The museum's creation was born out of the need to educate children about their history. Wellington was inspired to consider the importance of understanding the period after the emancipation after reading the Old Testament in the Bible. September 14, 2001, was proclaimed Freetown Village Day in Indianapolis by Assistant deputy Mayor, Keira Amstutz.

=== Indiana State Museum controversy ===
Freetown Village became a trusted organization in Indianapolis for its portrayal of Black history. In September 2001, Freetown Village was announced to be the first independent entity to be housed at Indiana State Museum, fortifying their collaborative relationship spanning 18 years. This came a year ahead of the state museum's grand opening in May 2002. The Lilly Endowment gave $2.5 million to support the creation of a space that would highlight and celebrate Indiana's African American history. The entire project would cost the museum around $5 million. A few weeks before the grand opening, the Indiana State Museum announced that the Freetown Museum would no longer be a part of the previously announced African American Living History theatre, citing expectation issues during contract negotiations.
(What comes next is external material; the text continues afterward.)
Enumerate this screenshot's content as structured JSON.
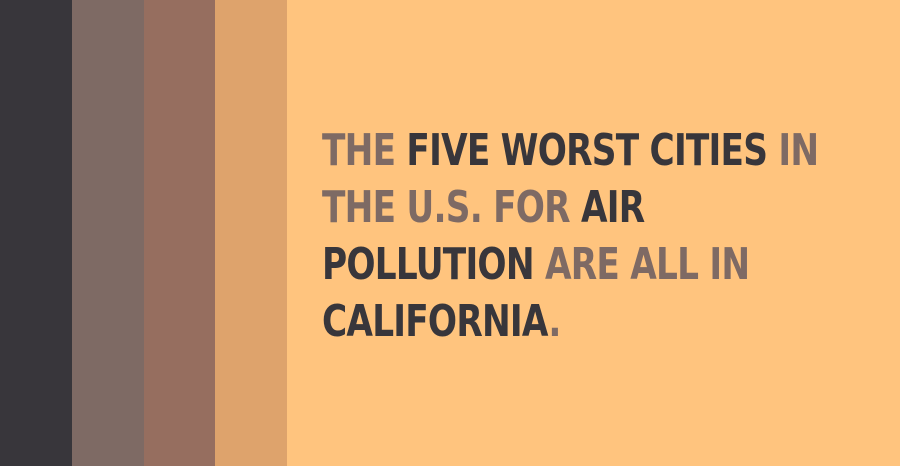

There were financial discrepancies over the financial responsibility that Freetown Village had in fundraising efforts. The Indiana State Museum decided to move forward with the creation of the exhibit and the CEO, Doug Noble offered for Freetown Village to perform at the new exhibit but not as a permanent residency.

== Programs and events ==

=== Freetown Village Singers ===
The Freetown Village Singers present history through song, many of which are songs that were sung at religious gatherings, work, and leisure time from over a hundred years ago. Most of the songs being folk songs and negro spirituals. During the presentation, the singers interpret some of the meaning behind the songs and the historical context of which the song was used.

=== Freetown Evening Dinner ===
This dinner is an opportunity to be immersed in the Freetown Village experience through food and authenitic period entertainment. A full course meal is served and guests are encouraged to be active participants in parlor games, storytelling and songs. These dinners happen periodically, year round and private dinners with groups of 30 or more can also be arranged.

=== The Madam Walker Story ===
Freetown Village brings the story of Madam C.J. Walker into a program that highlights her as a trailblazer, entrepreneur, and activist.

=== Conversation in Indiana African Amercican History and Culture ===
This program occurs monthly and highlights a variety of voices such as historians, researchers, and educators to share a deeper understanding of African American history in Indiana.